Fiscal turbo replaces lame duck Trump

Posted 15 January 2021

As we wrote last week, there is a broad consensus that this year will see a strong economic rebound as mass vaccinations finally put an end to pandemic – even if we have to wait until the second half of the year to see it. Ahead of next Wednesday’s inauguration of Joe Biden’s as the 46th President of the United States, there is also a widespread expectation that the new administration will usher in a more sustained recovery than the faltering US growth displayed over the last quarter of 2020. The hope is that Biden will be able to deliver on his campaign promises of substantial but also structurally beneficial fiscal stimulus. If he can, it would amount to a rebuilding of US crumbling infrastructure towards a better, greener future. Some even see this as the opportunity for a re-run of Franklin D Roosevelt’s New Deal, credited with having put an end to the crippling depression of the 1930s.

The Biden administration’s announcement on Thursday of an immediate fiscal support programme worth an additional $1.9 trillion confirmed these expectations. This explains why US and global stocks saw another week of positive returns, despite the fight against the COVID pandemic increasingly hampering economic activity everywhere. The $1.9 trillion programme does not contain any notable elements of fiscal investment into sustainable infrastructure, focusing instead on overcoming the household and business income gap that lockdowns are inflicting, and on ramping up vaccination to a huge scale. The (potentially more contentious) investment plan will only come in February. While the markets might want to see that right away, the deal on the table allows for rapid bipartisan approval now, and consensus-building later.
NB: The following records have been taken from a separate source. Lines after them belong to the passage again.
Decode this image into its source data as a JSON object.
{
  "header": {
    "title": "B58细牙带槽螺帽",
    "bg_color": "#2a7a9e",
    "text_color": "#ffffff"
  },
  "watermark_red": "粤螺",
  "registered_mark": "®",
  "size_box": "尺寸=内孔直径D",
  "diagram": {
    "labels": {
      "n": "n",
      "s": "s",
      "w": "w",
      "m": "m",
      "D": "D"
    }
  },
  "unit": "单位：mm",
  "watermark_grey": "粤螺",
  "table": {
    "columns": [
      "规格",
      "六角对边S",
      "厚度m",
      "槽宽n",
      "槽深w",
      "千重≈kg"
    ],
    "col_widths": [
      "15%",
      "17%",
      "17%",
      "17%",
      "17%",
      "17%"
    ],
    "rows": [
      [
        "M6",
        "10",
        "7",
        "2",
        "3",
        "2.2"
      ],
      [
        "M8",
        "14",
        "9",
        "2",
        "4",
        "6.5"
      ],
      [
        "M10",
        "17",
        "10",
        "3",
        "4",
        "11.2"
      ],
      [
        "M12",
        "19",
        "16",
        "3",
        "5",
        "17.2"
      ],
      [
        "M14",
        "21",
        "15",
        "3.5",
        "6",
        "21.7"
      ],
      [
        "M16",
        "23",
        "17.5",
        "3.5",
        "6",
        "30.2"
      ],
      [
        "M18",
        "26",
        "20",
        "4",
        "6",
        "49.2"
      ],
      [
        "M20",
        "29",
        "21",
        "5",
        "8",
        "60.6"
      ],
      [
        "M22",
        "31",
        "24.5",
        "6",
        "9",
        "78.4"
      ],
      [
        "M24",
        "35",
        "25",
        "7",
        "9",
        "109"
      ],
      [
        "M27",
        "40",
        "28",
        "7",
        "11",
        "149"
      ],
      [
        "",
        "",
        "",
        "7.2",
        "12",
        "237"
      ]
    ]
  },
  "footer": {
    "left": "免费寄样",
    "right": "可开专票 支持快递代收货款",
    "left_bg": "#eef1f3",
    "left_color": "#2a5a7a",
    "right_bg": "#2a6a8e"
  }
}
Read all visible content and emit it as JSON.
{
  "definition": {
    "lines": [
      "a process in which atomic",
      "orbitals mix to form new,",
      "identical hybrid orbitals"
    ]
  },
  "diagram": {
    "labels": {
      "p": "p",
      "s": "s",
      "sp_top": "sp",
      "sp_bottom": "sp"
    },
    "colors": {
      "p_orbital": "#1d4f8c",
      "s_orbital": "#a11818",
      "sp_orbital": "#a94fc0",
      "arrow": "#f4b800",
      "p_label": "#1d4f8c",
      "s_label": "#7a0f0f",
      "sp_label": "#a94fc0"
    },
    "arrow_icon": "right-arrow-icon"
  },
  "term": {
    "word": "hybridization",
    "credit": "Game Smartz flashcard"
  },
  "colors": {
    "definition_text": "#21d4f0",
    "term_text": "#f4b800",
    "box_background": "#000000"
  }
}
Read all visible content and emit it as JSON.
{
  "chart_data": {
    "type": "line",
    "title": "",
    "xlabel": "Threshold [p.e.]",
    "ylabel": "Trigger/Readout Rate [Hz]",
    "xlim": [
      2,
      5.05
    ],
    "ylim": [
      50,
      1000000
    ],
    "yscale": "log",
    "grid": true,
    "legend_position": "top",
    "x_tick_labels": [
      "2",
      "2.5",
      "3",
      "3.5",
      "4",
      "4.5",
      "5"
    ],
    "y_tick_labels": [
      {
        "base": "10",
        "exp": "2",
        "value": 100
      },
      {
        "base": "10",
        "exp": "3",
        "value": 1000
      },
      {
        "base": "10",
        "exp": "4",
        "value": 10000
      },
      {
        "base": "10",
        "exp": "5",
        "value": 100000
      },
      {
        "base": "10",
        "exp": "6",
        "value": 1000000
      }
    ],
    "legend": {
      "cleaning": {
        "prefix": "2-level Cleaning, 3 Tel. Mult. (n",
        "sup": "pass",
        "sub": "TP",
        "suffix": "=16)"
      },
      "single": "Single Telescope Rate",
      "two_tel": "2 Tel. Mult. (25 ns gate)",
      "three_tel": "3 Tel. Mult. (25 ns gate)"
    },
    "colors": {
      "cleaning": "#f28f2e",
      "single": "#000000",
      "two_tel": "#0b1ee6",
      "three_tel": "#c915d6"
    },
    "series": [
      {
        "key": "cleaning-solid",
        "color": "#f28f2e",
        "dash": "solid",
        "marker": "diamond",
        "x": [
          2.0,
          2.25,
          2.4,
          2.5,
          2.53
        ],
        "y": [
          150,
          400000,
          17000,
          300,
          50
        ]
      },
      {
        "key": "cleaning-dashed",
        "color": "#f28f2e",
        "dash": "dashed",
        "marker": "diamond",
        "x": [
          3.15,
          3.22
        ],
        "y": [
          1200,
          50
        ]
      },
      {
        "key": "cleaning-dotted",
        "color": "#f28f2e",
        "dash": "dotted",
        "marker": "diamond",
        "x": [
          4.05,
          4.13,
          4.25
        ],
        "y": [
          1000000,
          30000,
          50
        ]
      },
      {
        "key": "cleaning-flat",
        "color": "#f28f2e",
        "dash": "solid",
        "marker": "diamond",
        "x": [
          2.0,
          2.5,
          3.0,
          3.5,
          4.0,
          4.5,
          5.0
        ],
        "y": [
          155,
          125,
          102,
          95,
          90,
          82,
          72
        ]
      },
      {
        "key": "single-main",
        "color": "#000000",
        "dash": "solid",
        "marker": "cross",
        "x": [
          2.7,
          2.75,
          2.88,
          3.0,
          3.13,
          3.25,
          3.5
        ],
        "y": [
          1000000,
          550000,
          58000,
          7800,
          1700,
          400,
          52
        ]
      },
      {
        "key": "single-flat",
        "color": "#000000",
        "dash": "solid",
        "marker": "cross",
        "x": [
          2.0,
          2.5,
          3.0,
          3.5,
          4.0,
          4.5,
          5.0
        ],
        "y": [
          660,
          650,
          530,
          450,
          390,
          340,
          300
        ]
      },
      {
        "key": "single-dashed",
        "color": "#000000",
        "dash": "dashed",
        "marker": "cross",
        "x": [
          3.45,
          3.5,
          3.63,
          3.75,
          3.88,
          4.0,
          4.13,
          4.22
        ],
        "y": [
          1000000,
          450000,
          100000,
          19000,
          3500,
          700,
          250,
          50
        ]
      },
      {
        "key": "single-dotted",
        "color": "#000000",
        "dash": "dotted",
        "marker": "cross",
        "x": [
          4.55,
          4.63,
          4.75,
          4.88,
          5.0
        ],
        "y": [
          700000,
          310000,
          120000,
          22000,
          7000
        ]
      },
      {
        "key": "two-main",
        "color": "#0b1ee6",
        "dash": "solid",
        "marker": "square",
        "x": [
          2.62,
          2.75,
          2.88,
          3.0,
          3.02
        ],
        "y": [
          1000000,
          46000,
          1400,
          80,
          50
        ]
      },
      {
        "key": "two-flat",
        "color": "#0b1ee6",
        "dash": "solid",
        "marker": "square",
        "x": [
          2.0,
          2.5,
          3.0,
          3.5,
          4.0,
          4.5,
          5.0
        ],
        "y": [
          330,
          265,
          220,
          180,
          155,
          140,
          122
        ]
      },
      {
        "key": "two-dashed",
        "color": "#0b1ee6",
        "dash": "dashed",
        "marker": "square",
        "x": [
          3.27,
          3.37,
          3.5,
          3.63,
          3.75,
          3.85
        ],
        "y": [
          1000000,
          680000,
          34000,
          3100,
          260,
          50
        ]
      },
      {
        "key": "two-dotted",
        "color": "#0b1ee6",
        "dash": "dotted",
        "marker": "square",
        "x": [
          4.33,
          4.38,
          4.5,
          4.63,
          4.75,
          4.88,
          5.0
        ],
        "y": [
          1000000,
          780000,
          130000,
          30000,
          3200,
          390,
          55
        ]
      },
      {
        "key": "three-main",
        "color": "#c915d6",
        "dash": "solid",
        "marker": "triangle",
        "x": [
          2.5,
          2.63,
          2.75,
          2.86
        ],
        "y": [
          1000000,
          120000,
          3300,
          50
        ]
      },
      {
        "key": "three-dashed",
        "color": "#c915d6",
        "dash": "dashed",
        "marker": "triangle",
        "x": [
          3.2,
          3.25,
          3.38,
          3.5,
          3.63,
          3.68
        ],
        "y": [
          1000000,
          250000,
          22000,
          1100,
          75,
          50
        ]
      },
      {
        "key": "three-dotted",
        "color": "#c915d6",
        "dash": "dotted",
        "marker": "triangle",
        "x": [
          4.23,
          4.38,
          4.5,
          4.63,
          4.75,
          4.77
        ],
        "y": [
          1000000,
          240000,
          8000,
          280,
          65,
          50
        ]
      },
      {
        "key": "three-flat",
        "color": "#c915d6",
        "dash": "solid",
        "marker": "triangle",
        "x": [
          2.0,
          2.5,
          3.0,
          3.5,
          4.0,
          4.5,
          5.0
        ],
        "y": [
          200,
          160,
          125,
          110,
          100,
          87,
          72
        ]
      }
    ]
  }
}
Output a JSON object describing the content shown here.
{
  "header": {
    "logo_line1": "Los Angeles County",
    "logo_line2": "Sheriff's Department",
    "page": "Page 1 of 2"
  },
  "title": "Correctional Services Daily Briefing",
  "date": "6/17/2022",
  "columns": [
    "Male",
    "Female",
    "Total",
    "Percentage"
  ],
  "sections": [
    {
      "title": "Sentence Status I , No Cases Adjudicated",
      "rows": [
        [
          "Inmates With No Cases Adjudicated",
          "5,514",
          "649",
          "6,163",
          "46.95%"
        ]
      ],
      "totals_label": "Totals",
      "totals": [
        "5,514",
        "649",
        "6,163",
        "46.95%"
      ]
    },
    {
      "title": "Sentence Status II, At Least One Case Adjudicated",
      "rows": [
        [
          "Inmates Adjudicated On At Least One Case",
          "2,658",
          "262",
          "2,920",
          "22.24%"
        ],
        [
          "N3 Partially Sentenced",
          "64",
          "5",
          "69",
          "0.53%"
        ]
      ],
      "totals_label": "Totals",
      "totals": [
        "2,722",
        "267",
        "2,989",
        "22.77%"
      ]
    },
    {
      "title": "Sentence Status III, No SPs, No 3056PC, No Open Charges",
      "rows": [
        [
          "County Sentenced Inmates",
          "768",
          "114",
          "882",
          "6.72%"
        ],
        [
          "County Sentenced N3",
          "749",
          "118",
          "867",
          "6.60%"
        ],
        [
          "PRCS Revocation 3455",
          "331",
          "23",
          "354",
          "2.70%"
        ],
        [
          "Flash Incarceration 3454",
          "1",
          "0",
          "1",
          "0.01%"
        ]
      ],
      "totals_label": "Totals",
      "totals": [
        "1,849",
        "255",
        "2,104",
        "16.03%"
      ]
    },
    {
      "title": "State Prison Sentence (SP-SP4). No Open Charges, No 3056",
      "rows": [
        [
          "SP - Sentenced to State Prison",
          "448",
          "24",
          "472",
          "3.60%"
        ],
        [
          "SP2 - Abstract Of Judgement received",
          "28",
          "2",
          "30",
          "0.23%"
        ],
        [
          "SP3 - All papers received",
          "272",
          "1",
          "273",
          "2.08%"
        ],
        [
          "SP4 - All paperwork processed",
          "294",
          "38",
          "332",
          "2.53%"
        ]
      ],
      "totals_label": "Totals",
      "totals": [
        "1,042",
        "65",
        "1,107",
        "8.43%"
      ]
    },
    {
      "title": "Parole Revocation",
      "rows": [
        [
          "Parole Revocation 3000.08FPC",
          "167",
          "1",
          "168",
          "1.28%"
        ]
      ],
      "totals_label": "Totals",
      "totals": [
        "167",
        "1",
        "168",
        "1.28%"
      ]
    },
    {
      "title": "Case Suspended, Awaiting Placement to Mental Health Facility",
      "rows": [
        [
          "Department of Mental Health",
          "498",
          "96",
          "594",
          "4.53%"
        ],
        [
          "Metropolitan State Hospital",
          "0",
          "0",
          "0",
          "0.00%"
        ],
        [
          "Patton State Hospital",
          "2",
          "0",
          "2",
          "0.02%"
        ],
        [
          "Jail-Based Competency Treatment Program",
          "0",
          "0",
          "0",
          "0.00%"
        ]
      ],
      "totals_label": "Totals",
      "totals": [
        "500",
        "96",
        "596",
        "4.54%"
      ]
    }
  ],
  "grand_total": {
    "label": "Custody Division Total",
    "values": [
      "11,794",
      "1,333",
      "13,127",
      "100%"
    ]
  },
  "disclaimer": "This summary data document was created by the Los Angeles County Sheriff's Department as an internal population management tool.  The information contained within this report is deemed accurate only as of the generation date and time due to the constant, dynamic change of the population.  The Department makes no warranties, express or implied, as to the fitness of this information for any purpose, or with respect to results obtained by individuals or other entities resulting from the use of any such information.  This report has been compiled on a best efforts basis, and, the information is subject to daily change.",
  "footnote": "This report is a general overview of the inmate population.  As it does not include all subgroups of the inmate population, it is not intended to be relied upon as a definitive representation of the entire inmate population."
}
The step-change compared to last quarter is that US policy is no longer paralysed by Donald Trump’s erratic and divisive leadership, and there is a palpable sense of urgency for immediate action from the incoming administration. And, compared to what we expected they could deliver last year, the events of last week have increased such action significantly. The surprise attainment of a majority in the Senate by the Democratic Party, together with Trump’s behaviours making him (and the Republican Party’s operational leadership to some extent) unpalatable for much of the  centre-right US electorate, have vastly increased the Biden administration’s policy power and ability to execute.

From a UK perspective, this change is comparable to the improvement in political momentum between Theresa May’s and Boris Johnson’s governments following the Conservative Party’s landslide election win in December 2019. Except that there is one crucial difference – Biden knows how to ‘be president’, having played an integral role in President Obama’s administration. The first 100 days of the incoming president promise to be more dynamic than previous changeovers of US government. It should make a welcome change to the stifling inertia and lack of effective policy response that marred US policy since the pandemic landed last March, which made Trump increasingly insecure about his unpopularity amid the looming economic downturn.
From this angle there is further upside potential to come from Biden’s medium-term policy portfolio, and this week’s announcements mean that his administration is off to a good start. Unfortunately, elsewhere the near-term picture is not quite as unanimously positive.

The UK is grappling with the worst second wave public health pressures of anywhere in Europe, at the same time as attempting to bed down the post-Brexit trade framework. We suggested before Christmas that both sides would be well advised to delay implementation of the trade deal’s measures for long enough to allow businesses to prepare, given the last-minute agreement had left no time to do this in an orderly fashion. Not surprisingly, the UK stock market lagged its global peers once again. However, with a strong rebound of growth, and potentially a green infrastructure rebuilding effort around the world firmly on the 2021 horizon, UK stocks may still come good in the near term. The UK market’s domination of distinctly cyclical sectors and global companies, together with having been unloved because of Brexit uncertainties, is making investments in UK large caps (FTSE100) still one of the more promising likely sources of portfolio returns during 2021.